In late summer 2001, though, "I started getting antsy," she said. When she visited clubs, she critiqued other performers. The urge was back. "It was just dormant for a while," she said. Music is "such a part of what I'm gifted for, I couldn't stay away for too long."
After her hiatus, she played her first show the week before the September 11, 2001, terrorist attacks, and drew a good crowd of 150 people. After that, "we couldn't get anybody in clubs" for a year, she said.
Eventually, though, people started coming back. "It helps people heal," she said. "People seem to gather around blues music. ... It's their way of getting away from reality for a little bit."
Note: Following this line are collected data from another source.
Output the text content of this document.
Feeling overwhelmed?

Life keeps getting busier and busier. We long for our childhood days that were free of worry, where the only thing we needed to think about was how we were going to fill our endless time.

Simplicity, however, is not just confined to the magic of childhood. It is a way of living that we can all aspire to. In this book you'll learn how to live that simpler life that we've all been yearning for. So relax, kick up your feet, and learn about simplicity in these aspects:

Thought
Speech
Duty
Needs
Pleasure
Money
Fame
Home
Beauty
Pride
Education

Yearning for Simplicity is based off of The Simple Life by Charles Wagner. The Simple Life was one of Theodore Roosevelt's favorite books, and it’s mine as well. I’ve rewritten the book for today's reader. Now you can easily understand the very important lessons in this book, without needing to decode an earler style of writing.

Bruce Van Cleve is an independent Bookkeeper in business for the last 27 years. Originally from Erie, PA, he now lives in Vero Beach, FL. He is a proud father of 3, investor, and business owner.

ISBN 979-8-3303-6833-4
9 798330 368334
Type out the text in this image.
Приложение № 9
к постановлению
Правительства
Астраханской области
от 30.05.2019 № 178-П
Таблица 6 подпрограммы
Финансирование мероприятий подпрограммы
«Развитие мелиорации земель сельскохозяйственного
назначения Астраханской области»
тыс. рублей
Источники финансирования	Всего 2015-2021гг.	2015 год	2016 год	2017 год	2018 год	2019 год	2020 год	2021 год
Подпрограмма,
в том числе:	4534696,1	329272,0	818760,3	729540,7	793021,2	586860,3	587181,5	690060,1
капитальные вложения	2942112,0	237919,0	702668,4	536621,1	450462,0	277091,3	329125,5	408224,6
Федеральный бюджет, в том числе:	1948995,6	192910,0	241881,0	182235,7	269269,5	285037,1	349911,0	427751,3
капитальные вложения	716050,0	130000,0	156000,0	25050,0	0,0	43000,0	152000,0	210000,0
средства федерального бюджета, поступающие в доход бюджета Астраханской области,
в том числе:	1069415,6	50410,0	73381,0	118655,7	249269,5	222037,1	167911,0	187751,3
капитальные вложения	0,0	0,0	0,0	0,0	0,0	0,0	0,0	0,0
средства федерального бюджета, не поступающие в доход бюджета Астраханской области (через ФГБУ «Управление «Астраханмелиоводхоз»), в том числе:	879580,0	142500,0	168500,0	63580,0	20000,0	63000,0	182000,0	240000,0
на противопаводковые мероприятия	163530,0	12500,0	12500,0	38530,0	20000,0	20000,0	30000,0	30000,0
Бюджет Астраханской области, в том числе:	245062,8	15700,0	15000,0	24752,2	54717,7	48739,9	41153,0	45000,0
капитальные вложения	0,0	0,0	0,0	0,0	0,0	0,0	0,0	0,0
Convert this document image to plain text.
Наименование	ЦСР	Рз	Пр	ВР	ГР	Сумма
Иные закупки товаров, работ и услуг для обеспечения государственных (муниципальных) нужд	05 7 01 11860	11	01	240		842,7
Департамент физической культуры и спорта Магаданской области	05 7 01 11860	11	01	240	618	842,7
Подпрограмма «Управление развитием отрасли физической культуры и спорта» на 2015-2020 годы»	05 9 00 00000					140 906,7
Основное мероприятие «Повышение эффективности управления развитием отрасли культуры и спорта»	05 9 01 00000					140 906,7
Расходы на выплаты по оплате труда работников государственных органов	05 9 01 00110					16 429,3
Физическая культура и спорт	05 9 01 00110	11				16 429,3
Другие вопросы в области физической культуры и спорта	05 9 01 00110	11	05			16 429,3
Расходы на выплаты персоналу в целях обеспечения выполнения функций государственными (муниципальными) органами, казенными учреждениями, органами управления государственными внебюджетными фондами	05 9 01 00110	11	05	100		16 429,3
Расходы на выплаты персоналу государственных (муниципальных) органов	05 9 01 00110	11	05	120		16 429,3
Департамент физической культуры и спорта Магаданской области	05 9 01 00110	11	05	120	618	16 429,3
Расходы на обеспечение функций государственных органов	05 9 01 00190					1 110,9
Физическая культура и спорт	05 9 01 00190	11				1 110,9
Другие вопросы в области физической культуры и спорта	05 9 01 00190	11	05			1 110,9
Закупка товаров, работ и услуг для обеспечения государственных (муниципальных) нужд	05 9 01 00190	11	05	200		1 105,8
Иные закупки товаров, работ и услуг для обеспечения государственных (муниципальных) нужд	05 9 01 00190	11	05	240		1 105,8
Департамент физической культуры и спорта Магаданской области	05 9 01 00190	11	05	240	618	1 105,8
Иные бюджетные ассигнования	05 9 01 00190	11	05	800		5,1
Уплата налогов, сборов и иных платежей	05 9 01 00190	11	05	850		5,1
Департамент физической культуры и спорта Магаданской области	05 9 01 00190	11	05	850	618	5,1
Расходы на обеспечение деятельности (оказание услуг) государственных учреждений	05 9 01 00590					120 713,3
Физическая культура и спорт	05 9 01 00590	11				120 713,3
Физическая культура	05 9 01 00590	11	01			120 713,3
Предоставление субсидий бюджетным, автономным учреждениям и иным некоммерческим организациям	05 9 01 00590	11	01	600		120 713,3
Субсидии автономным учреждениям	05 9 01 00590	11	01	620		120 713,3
She signed a deal with Blind Pig in 2003 and opened for McClinton, and that began the process of changing Austin from a regional artist to one with a national audience. Working with McClinton - one of her idols - on the new record was something special. It's not the icing, she said, but "the birthday candle."
The record earned her a nomination for a W.C. Handy award, which Austin said she knew she was "too new" to win. But she was still honored, in part because artists she respects such as McClinton and Jonny Lang have never even been nominated.
Austin plans to start work on a new record soon, and said she has a lot of material with which to work from her hiatus. And she's thankful that Blind Pig seems content with having Reneé Austin, instead of somebody it can mold into somebody else: "They have really let me be me."